Pierre-Florian Dumez
Écrit par Pierre-Florian Dumez. Juriste de formation. Diplômé d’un Master II en droit économique
Relu par Sofia El Allaki.

Pour une entreprise, la conclusion et la signature d’un bail commercial représentent une étape et un élément important dans la construction de son projet sociétaire. Au delà de représenter un engagement à long terme, le bail commercial est notamment un des éléments constitutifs du fonds de commerce de l’entrepreneur.

Fruit de la relation entre le bailleur et le preneur, le bail commercial représente souvent, à tort, une formalité pour les parties. Or, sa conclusion, au-delà des considérations juridiques, commerciales et contractuelles, nécessite d’être le plus attentif possible aux clauses dudit contrat ainsi qu’à ses conditions d’application.

En effet, la matière fiscale, dans sa manière de vouloir appréhender tous les flux financiers, s’attache particulièrement à ceux inhérents à la conclusion d’un bail commercial entre le bailleur et le preneur, engendrant à cette occasion différents régimes fiscaux applicables pour les parties.

Pour être clair, la fiscalité pour les parties à un bail commercial dépendra d’une part des conditions d’exécution du contrat, mais également de la rédaction du contrat de bail commercial !

En conséquence, que vous soyez preneur ou bailleur, il est primordial de veiller aux conséquences fiscales attachées à la conclusion de votre bail. La légèreté des parties entraine parfois, pour ne pas dire souvent, de lourdes conséquences fiscales et financières qui pourraient être simplement évitées, ou atténuées.

Par ailleurs, il est important de comprendre que ces conséquences seront diamétralement opposées entre les parties ; Bailleur et preneur ne  « jouent pas dans la même catégorie ».

Il est patent que le régime fiscal général du bail commercial s’articule autour de l’assujettissement à l’impôt sur les bénéfices ET/OU à la TVA des différents versements et sommes perçues. Etant entendu que sont la plupart du temps concernés le traitement du dépôt de garantie ainsi que du pas de porte. 

Dès lors, quelle fiscalité le droit français réserve t il à ces versements ?

 

 

Baux commerciaux : les indemnités d'entrée

 

Lors de la conclusion d’un bail commercial, le preneur à généralement à sa charge le paiement de sommes au profit du bailleur, réunies sous l’appellation générale d’indemnités d’entrée.
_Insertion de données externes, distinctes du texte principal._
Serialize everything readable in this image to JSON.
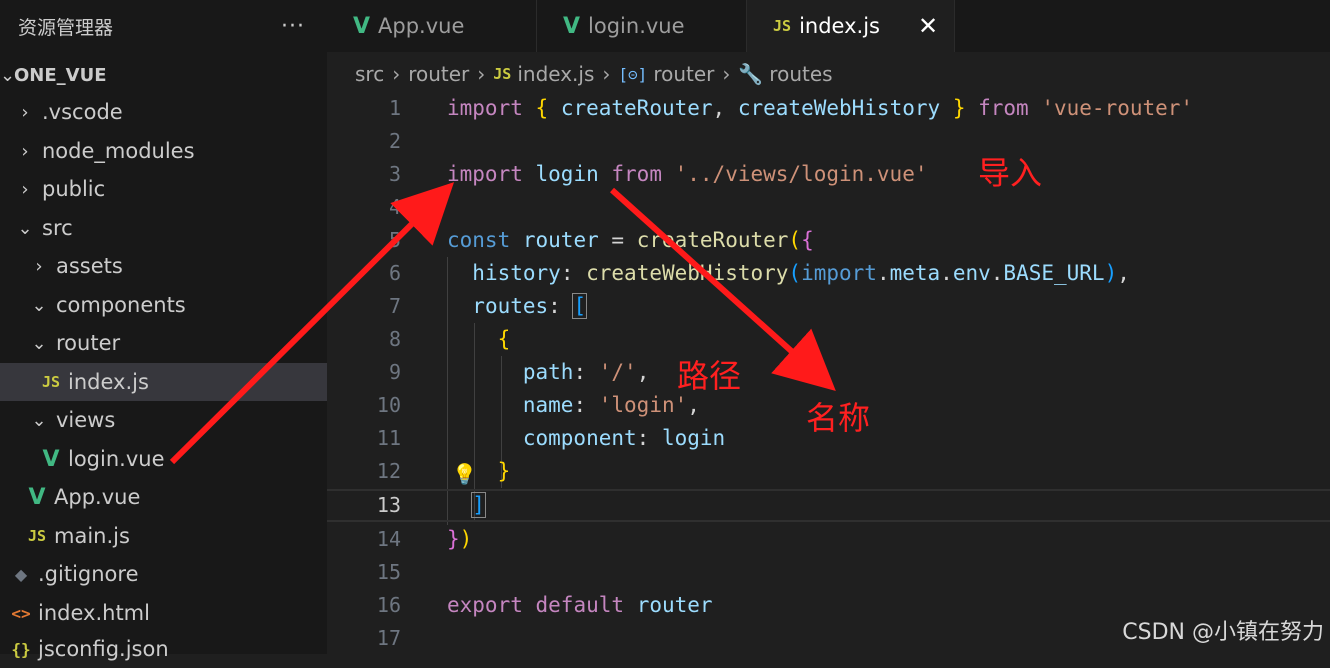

Ces versements au profit du bailleur consistent soit :

  • En un pas de porte ;
  • En un dépôt de garantie.

 

Le paiement de ces sommes par le preneur est souvent justifié par le consentement de la propriété commerciale à son endroit par le bailleur. Elles devraient donc en théorie recevoir le même traitement fiscal. Or, il n’en n’est rien.

En effet, le droit fiscal n’est que très peu enclin à accepter la nature indemnitaire de ces indemnités d’entrée entrainant ainsi une fiscalisation de ces sommes.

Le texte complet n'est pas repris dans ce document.